I'd imagine if you're making high performance processors, IBM's goals match up pretty well with your own.
Its not just "high performance processors". It is processors with so much leakage current (despite SOI) that they generally are designed with the expectation that they will be water-cooled (in server environment) to keep the temperature low enough that the static leakage power doesn't go sky high.
Not many people can use that type of leaky process tech for air-cooled processors, even if they are going to be plugged into a desktop form factor.
But it is more than that - materials choices are ALWAYS based on what IBM's researchers have already booked the IP for (outside of the CMOS R&D area, meaning TJ Watson Center and so on)
That was the precise cause of the 32nm delay, a BEOL dielectric selection foisted onto the fab club because IBM wanted to go with their internally developed version of the dielectric material because they could build-in licensing requirements for the fab-club members.
(people in this forum probably don't know this, but joining the fab club and paying your dues only gives you access to the process flow itself, but anything used in the process flow - like specific dielectrics and so forth - that are separately developed by other R&D centers within IBM are not "free", IBM further charges its fab club members licensing fees to use those materials in the course of their own internal production fabs)
That's great if IBM's obvious conflict of interest there doesn't come with Achilles heel's in terms of the materials simply not working...but that is precisely what happened at 32nm. The dielectric did not have the mechanical strength necessary after being exposed to the process flow itself such that it could survive the rigors of packaging without resulting in an unacceptably high in-field failure rate.
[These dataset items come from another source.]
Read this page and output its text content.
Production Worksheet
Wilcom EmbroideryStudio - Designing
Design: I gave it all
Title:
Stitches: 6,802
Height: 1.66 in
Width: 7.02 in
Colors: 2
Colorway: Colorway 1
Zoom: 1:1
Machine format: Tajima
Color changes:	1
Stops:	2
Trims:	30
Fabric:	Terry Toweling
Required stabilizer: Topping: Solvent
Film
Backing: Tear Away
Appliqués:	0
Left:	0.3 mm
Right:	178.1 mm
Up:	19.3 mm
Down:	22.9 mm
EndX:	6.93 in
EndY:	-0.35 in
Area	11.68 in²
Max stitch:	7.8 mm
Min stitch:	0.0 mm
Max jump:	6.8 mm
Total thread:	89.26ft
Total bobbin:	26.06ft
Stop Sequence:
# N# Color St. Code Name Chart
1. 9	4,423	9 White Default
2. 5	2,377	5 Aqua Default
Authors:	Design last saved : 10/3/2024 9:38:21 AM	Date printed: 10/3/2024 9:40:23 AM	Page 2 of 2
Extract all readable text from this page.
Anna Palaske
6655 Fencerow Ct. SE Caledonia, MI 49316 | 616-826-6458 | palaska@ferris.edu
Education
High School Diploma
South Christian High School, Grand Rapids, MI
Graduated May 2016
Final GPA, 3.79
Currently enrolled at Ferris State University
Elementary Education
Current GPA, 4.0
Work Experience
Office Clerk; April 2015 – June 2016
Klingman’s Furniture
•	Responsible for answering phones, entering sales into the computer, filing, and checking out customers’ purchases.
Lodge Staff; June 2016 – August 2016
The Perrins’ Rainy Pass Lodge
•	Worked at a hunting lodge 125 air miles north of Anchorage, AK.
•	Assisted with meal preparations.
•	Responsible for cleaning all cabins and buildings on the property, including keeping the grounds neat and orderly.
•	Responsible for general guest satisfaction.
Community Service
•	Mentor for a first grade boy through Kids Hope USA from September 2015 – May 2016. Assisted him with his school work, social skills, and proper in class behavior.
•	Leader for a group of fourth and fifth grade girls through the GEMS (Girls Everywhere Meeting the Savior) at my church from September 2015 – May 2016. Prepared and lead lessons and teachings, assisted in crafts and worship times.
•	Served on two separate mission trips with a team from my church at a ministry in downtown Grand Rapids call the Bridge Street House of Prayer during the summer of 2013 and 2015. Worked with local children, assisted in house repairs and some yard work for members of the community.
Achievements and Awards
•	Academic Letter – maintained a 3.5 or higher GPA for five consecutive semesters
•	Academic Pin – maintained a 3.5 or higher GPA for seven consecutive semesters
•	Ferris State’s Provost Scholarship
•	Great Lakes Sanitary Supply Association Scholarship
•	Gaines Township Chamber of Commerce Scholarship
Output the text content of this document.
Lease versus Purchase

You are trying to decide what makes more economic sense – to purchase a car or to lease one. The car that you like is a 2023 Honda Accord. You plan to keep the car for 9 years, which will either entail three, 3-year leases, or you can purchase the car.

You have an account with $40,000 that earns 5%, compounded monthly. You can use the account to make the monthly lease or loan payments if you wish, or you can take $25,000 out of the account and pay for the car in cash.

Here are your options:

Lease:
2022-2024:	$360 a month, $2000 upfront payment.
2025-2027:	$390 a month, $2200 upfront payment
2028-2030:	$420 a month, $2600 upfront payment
That decision, made solely by IBM and literally passed down to the fab club members via "edict", set 32nm back nearly 6 months at GloFo as the production engineers in Dresden had to patch and bandaid the process to get it to the point where it was compatible with the delicate nuances of IBM's dielectric.
And the kicker there was once the Dresden engineers fixed the problem, IBM's fab club licensing required GF to disseminate the fix to IBM and all the other fab club members, and yet GF still had/has to pay IBM the licensing dues for using the dielectric still.
Once you have a little real-world "in the trenches" context to put some of the history into perspective it will suddenly start to make sense why GF is putting so much money into their NY fab campus in preparation for separation from the fab club.
There are very few people that have an understanding of that material around here. In addition, the details of many process nodes have not been publicized, so there's not much to compare those numbers to.
For comparison, here's a few of Intel's 22nm numbers:
Contacted gate pitch: as low as 80nm; generally 90nm
M1 pitch: 64nm
SRAM cell: 0.092um²
And a bit more: http://3.bp.blogspot.com/-lI3faVhyf3g/UMd0gfV1gXI/AAAAAAAAATk/QvtIA0ESveU/s1600/Table+1.png
Ironic after all the FUD that was spread about how Intel's 22nm wasn't really a full-fledged 22nm, and here IBM's 22nm design rules are all the less aggressive.
Didn't we just have a few threads about IBM gutting the POWER team. What happened with that?
Power8+ design is done (which is why they can show it off), that IS the time to gut your design team before taking a new direction with the handful of employees you kept
I doubt IBM gutted the design team because they were done with POWER, but they probably felt it was time to clean house and get rid of some dead weight in the transition to forming the team for their N+2 plans.